I put:"I heard from a recruiter that RMC received 3000 applicants and only 500 got accepted or it was 1500 applicants and only 300 got accepted. It was a while ago when I spoke to that recruiter, but personally I think 500/3000 is more logical."

Someone said I was spamming and I got reported. I don't want to put the username of the person in case that violates a privacy issue. 

Can I get those points back?


----------



## PMedMoe (26 Aug 2013)

We can see the username of the person who did that.

And, no, I don't think so.  They don't mean anything anyway.....


----------



## MikeL (26 Aug 2013)

Everyone can see you point history and who docked you the points and why.  This isn't a big deal, not like you use your points to win a really cool award or cash.  If you don't want to lose points, be careful of what you post and make sure it is factual and relevant.


----------



## cupper (26 Aug 2013)

I don't know, I think both persons made it clear as to why they though you should receive deductions.


----------



## Journeyman (26 Aug 2013)

I'll take a guess at it.....

Someone asked a question regarding recruiting numbers.  You responded with 





> I heard......3000 applicants and only 500 got accepted..... or it was 1500 applicants and only 300 got accepted. It was a while ago...... personally I think 500/3000 is more logical.

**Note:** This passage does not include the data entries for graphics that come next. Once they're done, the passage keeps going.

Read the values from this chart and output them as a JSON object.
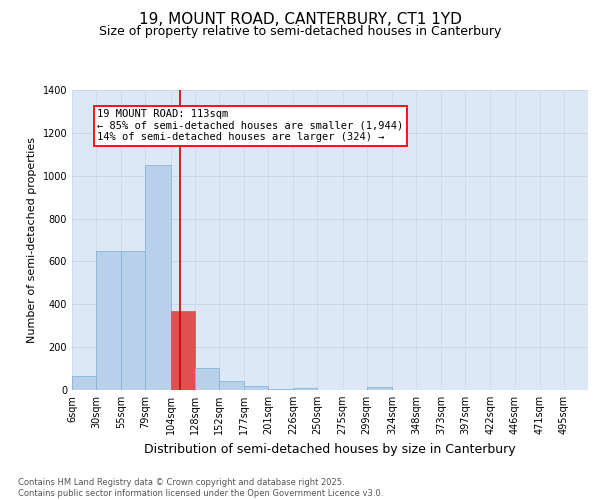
{
  "title": "19, MOUNT ROAD, CANTERBURY, CT1 1YD",
  "subtitle": "Size of property relative to semi-detached houses in Canterbury",
  "xlabel": "Distribution of semi-detached houses by size in Canterbury",
  "ylabel": "Number of semi-detached properties",
  "annotation_title": "19 MOUNT ROAD: 113sqm",
  "annotation_line1": "← 85% of semi-detached houses are smaller (1,944)",
  "annotation_line2": "14% of semi-detached houses are larger (324) →",
  "footer1": "Contains HM Land Registry data © Crown copyright and database right 2025.",
  "footer2": "Contains public sector information licensed under the Open Government Licence v3.0.",
  "bar_labels": [
    "6sqm",
    "30sqm",
    "55sqm",
    "79sqm",
    "104sqm",
    "128sqm",
    "152sqm",
    "177sqm",
    "201sqm",
    "226sqm",
    "250sqm",
    "275sqm",
    "299sqm",
    "324sqm",
    "348sqm",
    "373sqm",
    "397sqm",
    "422sqm",
    "446sqm",
    "471sqm",
    "495sqm"
  ],
  "bar_values": [
    65,
    650,
    650,
    1050,
    370,
    105,
    40,
    20,
    5,
    10,
    0,
    0,
    15,
    0,
    0,
    0,
    0,
    0,
    0,
    0,
    0
  ],
  "bin_edges": [
    6,
    30,
    55,
    79,
    104,
    128,
    152,
    177,
    201,
    226,
    250,
    275,
    299,
    324,
    348,
    373,
    397,
    422,
    446,
    471,
    495,
    519
  ],
  "bar_color": "#b8d0ea",
  "bar_edge_color": "#7aafd4",
  "highlight_bar_index": 4,
  "highlight_color": "#e05050",
  "vline_color": "#cc0000",
  "vline_x": 113,
  "ylim": [
    0,
    1400
  ],
  "yticks": [
    0,
    200,
    400,
    600,
    800,
    1000,
    1200,
    1400
  ],
  "grid_color": "#c8d8e8",
  "bg_color": "#dce8f5",
  "title_fontsize": 11,
  "subtitle_fontsize": 9,
  "ylabel_fontsize": 8,
  "xlabel_fontsize": 9,
  "tick_fontsize": 7,
  "footer_fontsize": 6,
  "annot_fontsize": 7.5
}
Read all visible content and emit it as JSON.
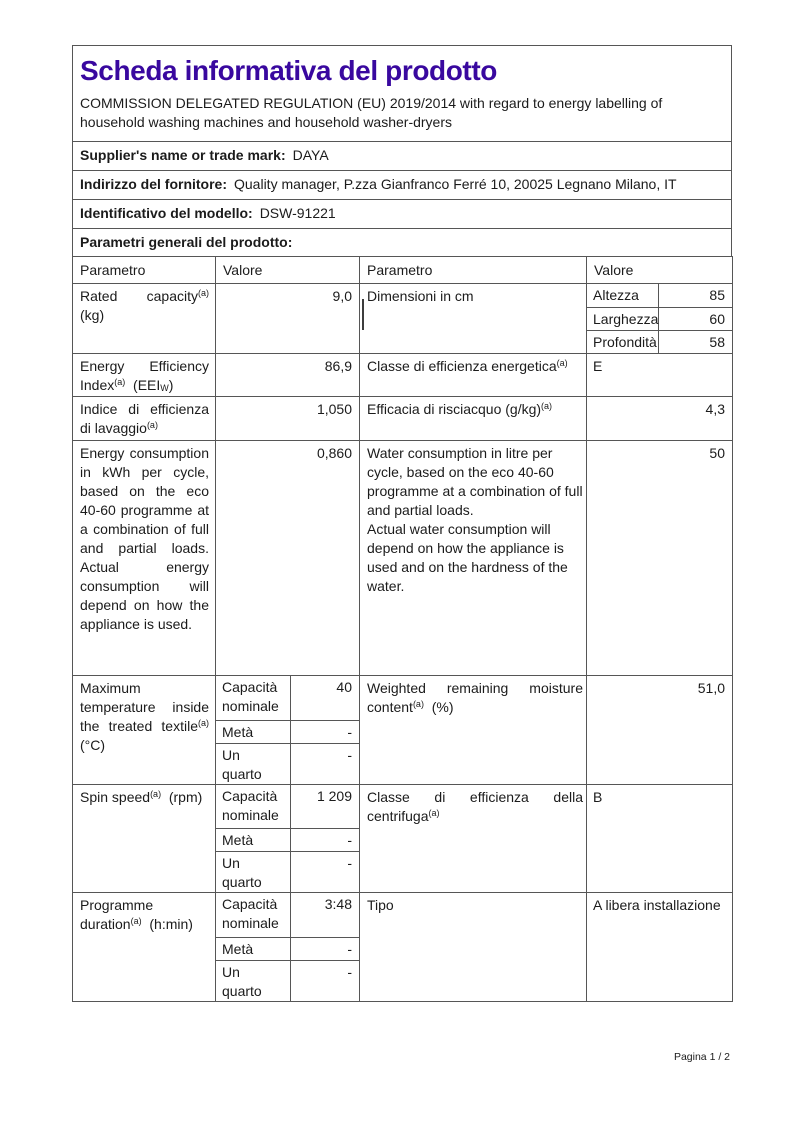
{
  "page": {
    "accent_color": "#39089f",
    "footer": "Pagina 1 / 2"
  },
  "header": {
    "title": "Scheda informativa del prodotto",
    "subtitle": "COMMISSION DELEGATED REGULATION (EU) 2019/2014 with regard to energy labelling of\nhousehold washing machines and household washer-dryers"
  },
  "info_rows": [
    {
      "label": "Supplier's name or trade mark:",
      "value": "DAYA"
    },
    {
      "label": "Indirizzo del fornitore:",
      "value": "Quality manager, P.zza Gianfranco Ferré 10, 20025 Legnano Milano, IT"
    },
    {
      "label": "Identificativo del modello:",
      "value": "DSW-91221"
    }
  ],
  "section_header": "Parametri generali del prodotto:",
  "table": {
    "column_headers": [
      "Parametro",
      "Valore",
      "Parametro",
      "Valore"
    ],
    "rows": [
      {
        "param1": "Rated capacity^{(a)} (kg)",
        "value1": "9,0",
        "param2": "Dimensioni in cm",
        "value2_rows": [
          {
            "label": "Altezza",
            "value": "85"
          },
          {
            "label": "Larghezza",
            "value": "60"
          },
          {
            "label": "Profondità",
            "value": "58"
          }
        ]
      },
      {
        "param1": "Energy Efficiency Index^{(a)}  (EEI_{W})",
        "value1": "86,9",
        "param2": "Classe di efficienza energetica^{(a)}",
        "value2": "E"
      },
      {
        "param1": "Indice di efficienza di lavaggio^{(a)}",
        "value1": "1,050",
        "param2": "Efficacia di risciacquo (g/kg)^{(a)}",
        "value2": "4,3"
      },
      {
        "param1": "Energy consumption in kWh per cycle, based on the eco 40-60 programme at a combination of full and partial loads. Actual energy consumption will depend on how the appliance is used.",
        "value1": "0,860",
        "param2": "Water consumption in litre per cycle, based on the eco 40-60 programme at a combination of full and partial loads.\nActual water consumption will depend on how the appliance is used and on the hardness of the water.",
        "value2": "50"
      },
      {
        "param1": "Maximum temperature inside the treated textile^{(a)} (°C)",
        "value1_rows": [
          {
            "label": "Capacità\nnominale",
            "value": "40"
          },
          {
            "label": "Metà",
            "value": "-"
          },
          {
            "label": "Un\nquarto",
            "value": "-"
          }
        ],
        "param2": "Weighted remaining moisture content^{(a)}  (%)",
        "value2": "51,0"
      },
      {
        "param1": "Spin speed^{(a)}  (rpm)",
        "value1_rows": [
          {
            "label": "Capacità\nnominale",
            "value": "1 209"
          },
          {
            "label": "Metà",
            "value": "-"
          },
          {
            "label": "Un\nquarto",
            "value": "-"
          }
        ],
        "param2": "Classe di efficienza della centrifuga^{(a)}",
        "value2": "B"
      },
      {
        "param1": "Programme duration^{(a)}  (h:min)",
        "value1_rows": [
          {
            "label": "Capacità\nnominale",
            "value": "3:48"
          },
          {
            "label": "Metà",
            "value": "-"
          },
          {
            "label": "Un\nquarto",
            "value": "-"
          }
        ],
        "param2": "Tipo",
        "value2": "A libera installazione"
      }
    ]
  }
}
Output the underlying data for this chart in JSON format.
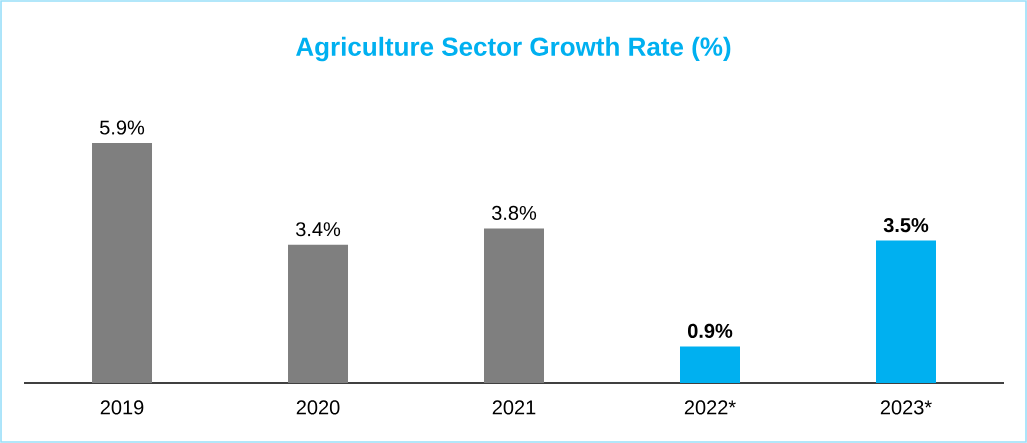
{
  "chart_data": {
    "type": "bar",
    "title": "Agriculture Sector Growth Rate (%)",
    "categories": [
      "2019",
      "2020",
      "2021",
      "2022*",
      "2023*"
    ],
    "values": [
      5.9,
      3.4,
      3.8,
      0.9,
      3.5
    ],
    "colors": [
      "#7f7f7f",
      "#7f7f7f",
      "#7f7f7f",
      "#00b0f0",
      "#00b0f0"
    ],
    "value_labels": [
      "5.9%",
      "3.4%",
      "3.8%",
      "**0.9%**",
      "**3.5%**"
    ]
  }
}
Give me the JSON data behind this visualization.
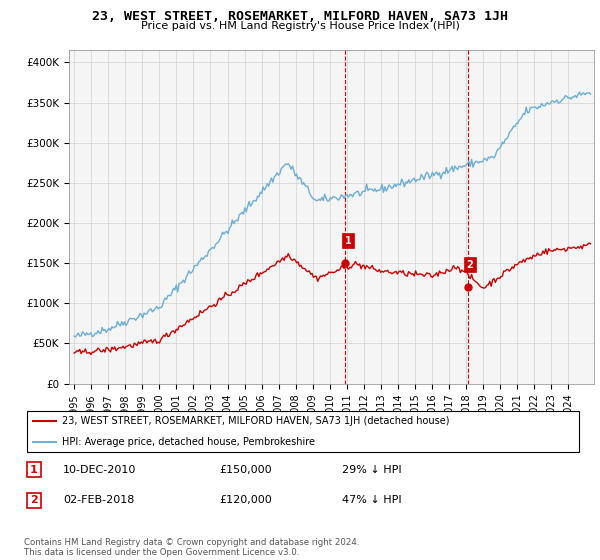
{
  "title": "23, WEST STREET, ROSEMARKET, MILFORD HAVEN, SA73 1JH",
  "subtitle": "Price paid vs. HM Land Registry's House Price Index (HPI)",
  "ylabel_ticks": [
    "£0",
    "£50K",
    "£100K",
    "£150K",
    "£200K",
    "£250K",
    "£300K",
    "£350K",
    "£400K"
  ],
  "ytick_values": [
    0,
    50000,
    100000,
    150000,
    200000,
    250000,
    300000,
    350000,
    400000
  ],
  "ylim": [
    0,
    415000
  ],
  "xlim_start": 1994.7,
  "xlim_end": 2025.5,
  "hpi_color": "#6baed6",
  "sale_color": "#cc0000",
  "vline_color": "#cc0000",
  "marker1_year": 2010.92,
  "marker2_year": 2018.08,
  "marker1_sale_price": 150000,
  "marker2_sale_price": 120000,
  "footnote": "Contains HM Land Registry data © Crown copyright and database right 2024.\nThis data is licensed under the Open Government Licence v3.0.",
  "legend_sale_label": "23, WEST STREET, ROSEMARKET, MILFORD HAVEN, SA73 1JH (detached house)",
  "legend_hpi_label": "HPI: Average price, detached house, Pembrokeshire",
  "table_row1": [
    "1",
    "10-DEC-2010",
    "£150,000",
    "29% ↓ HPI"
  ],
  "table_row2": [
    "2",
    "02-FEB-2018",
    "£120,000",
    "47% ↓ HPI"
  ]
}
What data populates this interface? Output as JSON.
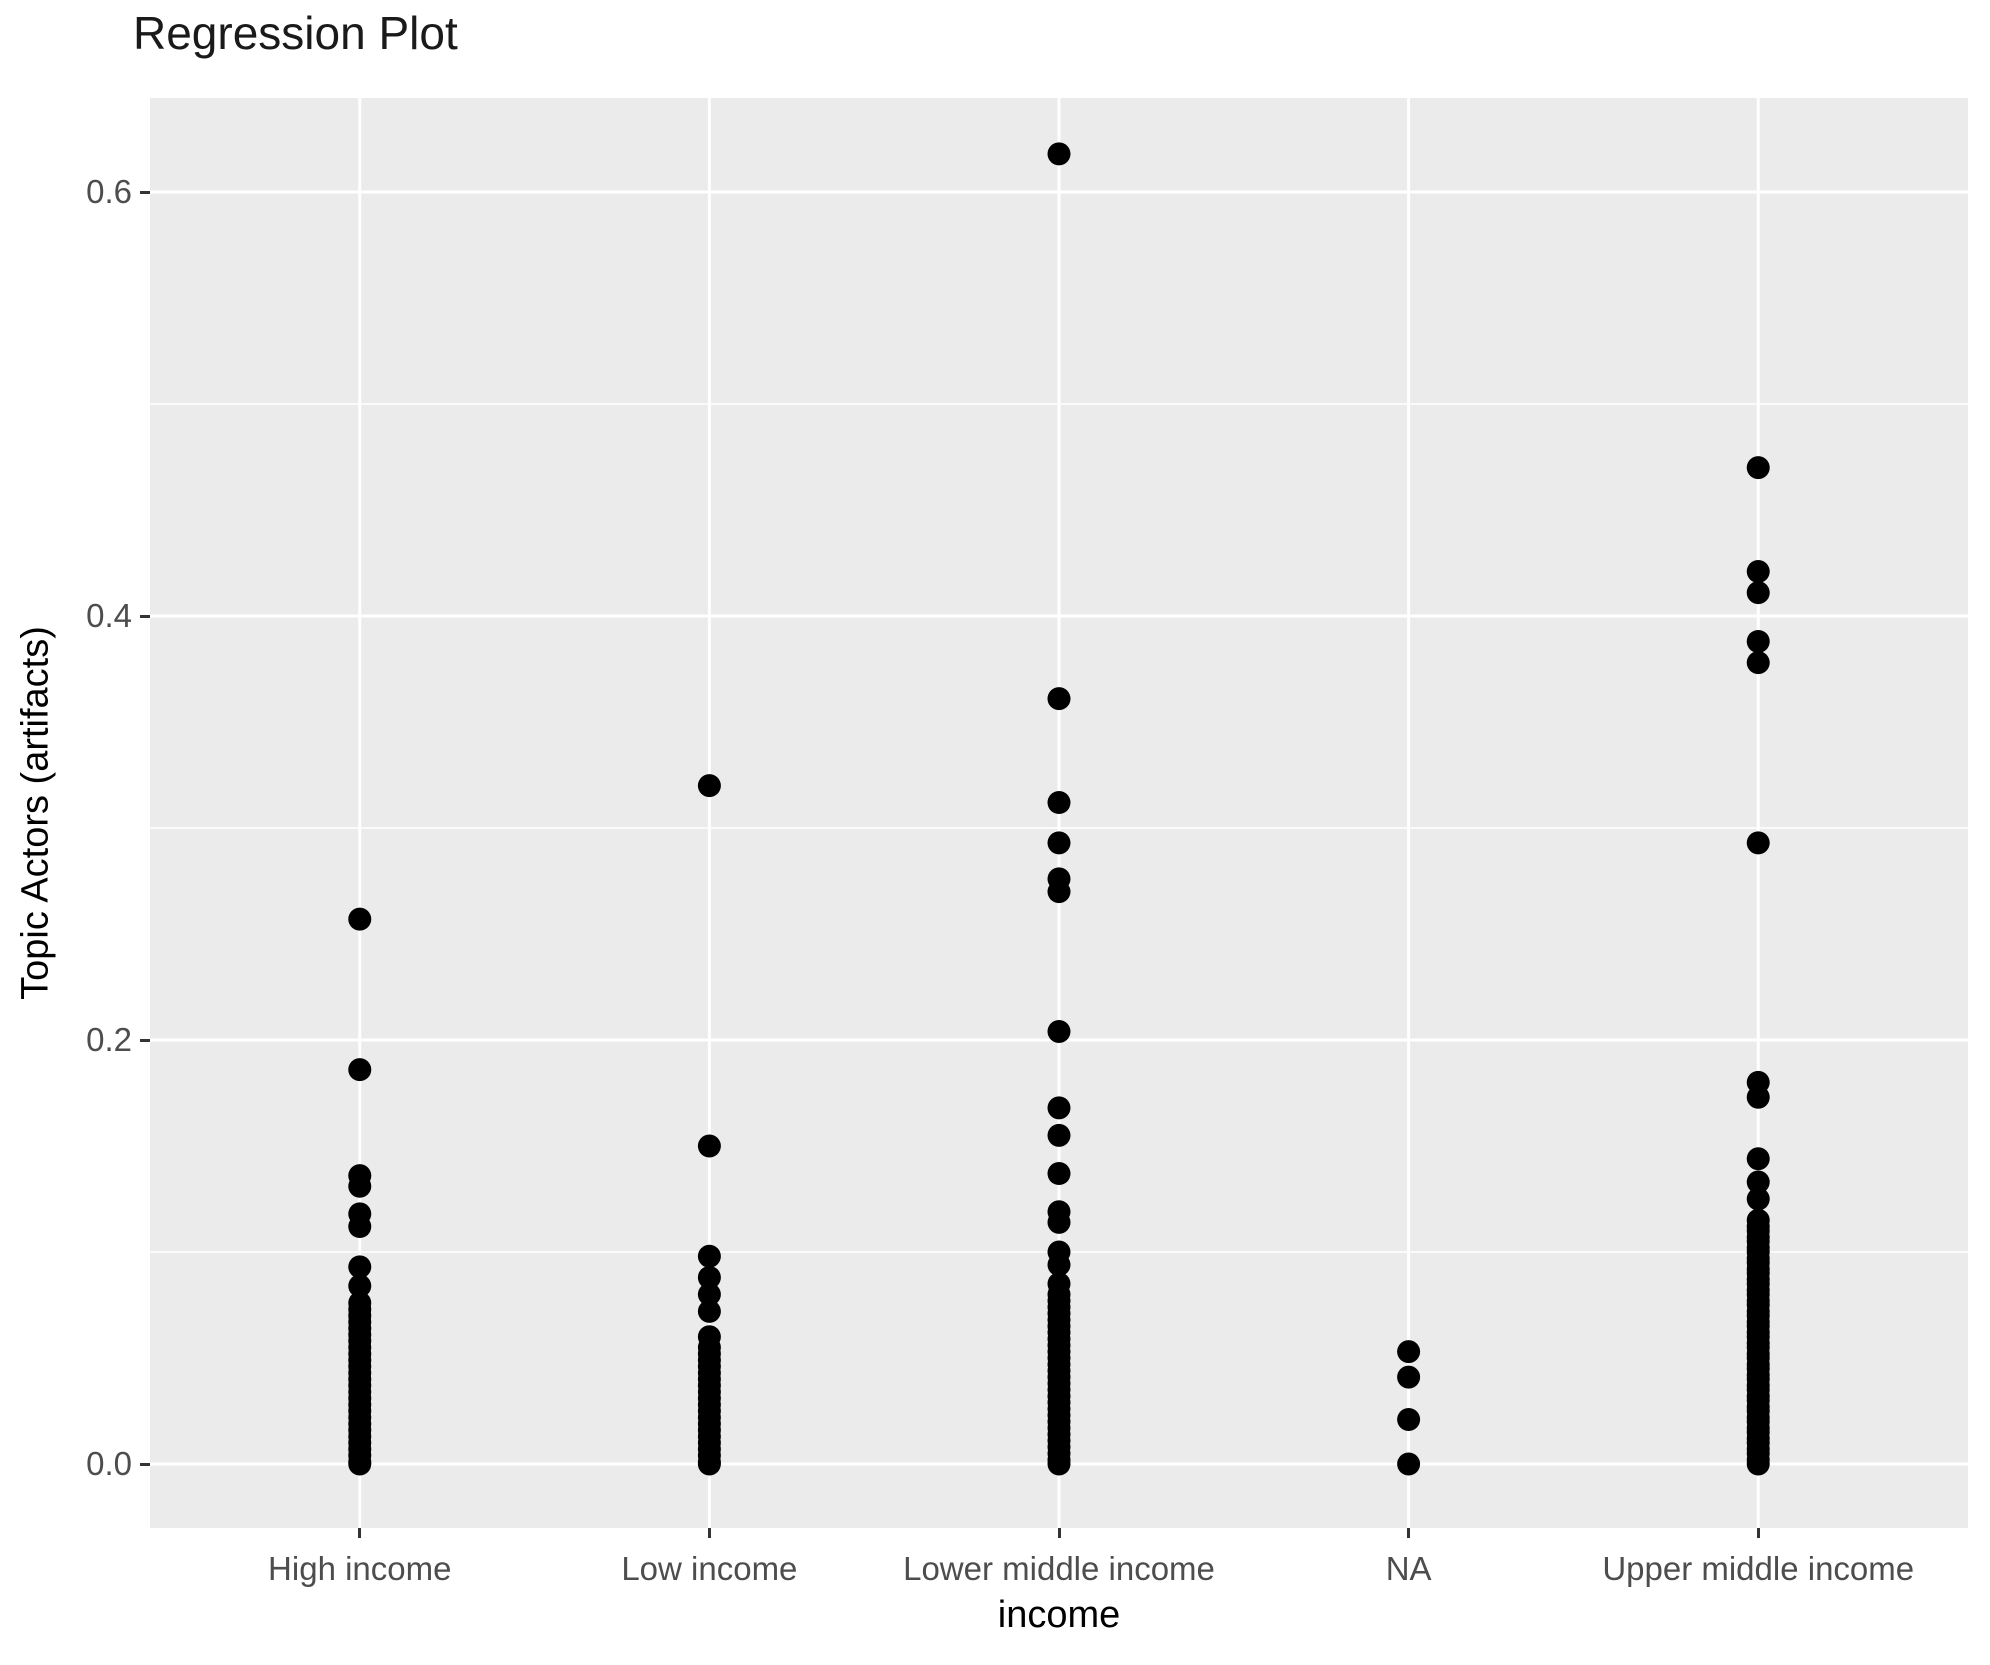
{
  "title": "Regression Plot",
  "axes": {
    "x_title": "income",
    "y_title": "Topic Actors (artifacts)",
    "y_tick_labels": [
      "0.0",
      "0.2",
      "0.4",
      "0.6"
    ],
    "x_tick_labels": [
      "High income",
      "Low income",
      "Lower middle income",
      "NA",
      "Upper middle income"
    ]
  },
  "colors": {
    "panel_background": "#EBEBEB",
    "gridline": "#FFFFFF",
    "point": "#000000",
    "axis_text": "#4D4D4D",
    "tick_mark": "#333333",
    "title_text": "#1A1A1A"
  },
  "chart_data": {
    "type": "scatter",
    "title": "Regression Plot",
    "xlabel": "income",
    "ylabel": "Topic Actors (artifacts)",
    "categories": [
      "High income",
      "Low income",
      "Lower middle income",
      "NA",
      "Upper middle income"
    ],
    "ylim": [
      -0.03,
      0.645
    ],
    "y_major_ticks": [
      0.0,
      0.2,
      0.4,
      0.6
    ],
    "y_minor_gridlines": [
      0.1,
      0.3,
      0.5
    ],
    "grid": true,
    "legend_position": "none",
    "series": [
      {
        "name": "High income",
        "values": [
          0.257,
          0.186,
          0.136,
          0.131,
          0.118,
          0.112,
          0.093,
          0.084,
          0.076,
          0.073,
          0.07,
          0.067,
          0.064,
          0.061,
          0.058,
          0.055,
          0.052,
          0.049,
          0.046,
          0.043,
          0.04,
          0.037,
          0.034,
          0.031,
          0.028,
          0.025,
          0.022,
          0.019,
          0.016,
          0.013,
          0.01,
          0.007,
          0.004,
          0.001,
          0.0
        ]
      },
      {
        "name": "Low income",
        "values": [
          0.32,
          0.15,
          0.098,
          0.088,
          0.08,
          0.072,
          0.06,
          0.055,
          0.052,
          0.049,
          0.046,
          0.043,
          0.04,
          0.037,
          0.034,
          0.031,
          0.028,
          0.025,
          0.022,
          0.019,
          0.016,
          0.013,
          0.01,
          0.007,
          0.004,
          0.001,
          0.0
        ]
      },
      {
        "name": "Lower middle income",
        "values": [
          0.618,
          0.361,
          0.312,
          0.293,
          0.276,
          0.27,
          0.204,
          0.168,
          0.155,
          0.137,
          0.119,
          0.114,
          0.1,
          0.094,
          0.085,
          0.08,
          0.077,
          0.074,
          0.071,
          0.068,
          0.065,
          0.062,
          0.059,
          0.056,
          0.053,
          0.05,
          0.047,
          0.044,
          0.041,
          0.038,
          0.035,
          0.032,
          0.029,
          0.026,
          0.023,
          0.02,
          0.017,
          0.014,
          0.011,
          0.008,
          0.005,
          0.002,
          0.0
        ]
      },
      {
        "name": "NA",
        "values": [
          0.053,
          0.041,
          0.021,
          0.0
        ]
      },
      {
        "name": "Upper middle income",
        "values": [
          0.47,
          0.421,
          0.411,
          0.388,
          0.378,
          0.293,
          0.18,
          0.173,
          0.144,
          0.133,
          0.125,
          0.115,
          0.112,
          0.11,
          0.107,
          0.105,
          0.102,
          0.1,
          0.097,
          0.095,
          0.092,
          0.09,
          0.087,
          0.085,
          0.082,
          0.08,
          0.077,
          0.075,
          0.072,
          0.07,
          0.067,
          0.065,
          0.062,
          0.06,
          0.057,
          0.055,
          0.052,
          0.05,
          0.047,
          0.045,
          0.042,
          0.04,
          0.037,
          0.035,
          0.032,
          0.03,
          0.027,
          0.025,
          0.022,
          0.02,
          0.017,
          0.015,
          0.012,
          0.01,
          0.007,
          0.005,
          0.002,
          0.0
        ]
      }
    ]
  }
}
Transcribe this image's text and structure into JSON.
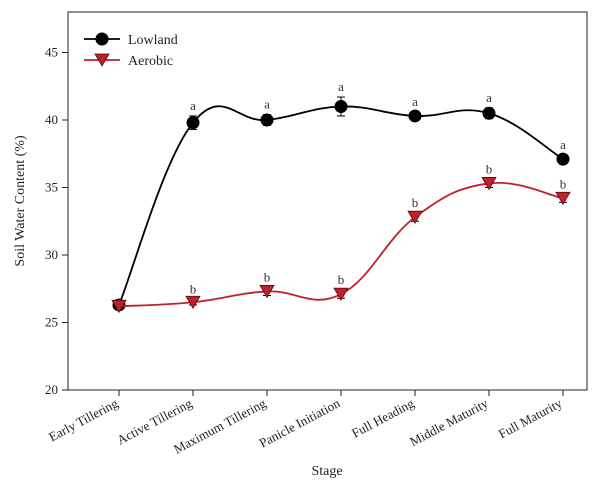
{
  "chart_data": {
    "type": "line",
    "title": "",
    "xlabel": "Stage",
    "ylabel": "Soil Water Content (%)",
    "ylim": [
      20,
      48
    ],
    "yticks": [
      20,
      25,
      30,
      35,
      40,
      45
    ],
    "grid": false,
    "legend_position": "top-left",
    "categories": [
      "Early Tillering",
      "Active Tillering",
      "Maximum Tillering",
      "Panicle Initiation",
      "Full Heading",
      "Middle Maturity",
      "Full Maturity"
    ],
    "series": [
      {
        "name": "Lowland",
        "color": "#000000",
        "marker": "circle",
        "values": [
          26.3,
          39.8,
          40.0,
          41.0,
          40.3,
          40.5,
          37.1
        ],
        "errors": [
          0.2,
          0.5,
          0.4,
          0.7,
          0.3,
          0.4,
          0.3
        ],
        "labels": [
          "",
          "a",
          "a",
          "a",
          "a",
          "a",
          "a"
        ]
      },
      {
        "name": "Aerobic",
        "color": "#c0202a",
        "marker": "triangle-down",
        "values": [
          26.2,
          26.5,
          27.3,
          27.1,
          32.8,
          35.3,
          34.2
        ],
        "errors": [
          0.2,
          0.2,
          0.3,
          0.3,
          0.3,
          0.3,
          0.3
        ],
        "labels": [
          "",
          "b",
          "b",
          "b",
          "b",
          "b",
          "b"
        ]
      }
    ]
  }
}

*There is no need to make any post when it's obvious you don't know what you're talking about.*

That's just my guess though.


And then someone subsequently took more MilPoints because you didn't even pretend to put effort into searching for your answer before posting "  :crybaby: "


And then.....TheHead came along to give you points because he follows me lustfully through the site to post the opposite of _anything_ I post.  (I think his feelings were hurt by being set to <ignore> ... but again, that's just a guess)


----------



## UnwiseCritic (26 Aug 2013)

I get minus points all the time. I say what I say, do what I do because I'm young dumb and full of... Sh** My advice don't walk the line and take the minus points. Really who cares, unless you need to play to your ego.

I wonder how many minus points I'll get for this lol.


----------



## Journeyman (26 Aug 2013)

UnwiseCritic said:
			
		

> I get minus points all the time.


A quick skim of your MilPoints shows you haven't lost any since March. Maybe it's just 'the voices' telling you people are out to get you?    :dunno:


----------



## UnwiseCritic (26 Aug 2013)

Lol maybe, wait I see someone coming now!

Or maybe accidentally I smartened up.


----------



## Michael OLeary (26 Aug 2013)

baseballfan17 said:
			
		

> Can I get those points back?



The points around here are like the ones on "Whose Line is is It Anyway" they just don't matter. But they can provide amusement when someone starts worrying about them. Most people will only look at your points when you call attention to them.


----------



## JesseWZ (26 Aug 2013)

Michael O'Leary said:
			
		

> The points around here are like the ones on "Whose Line is is It Anyway" they just don't matter. But they can provide amusement when someone starts worrying about them. Most people will only look at your points when you call attention to them.



My points, all for nought.

The cake is a lie.


----------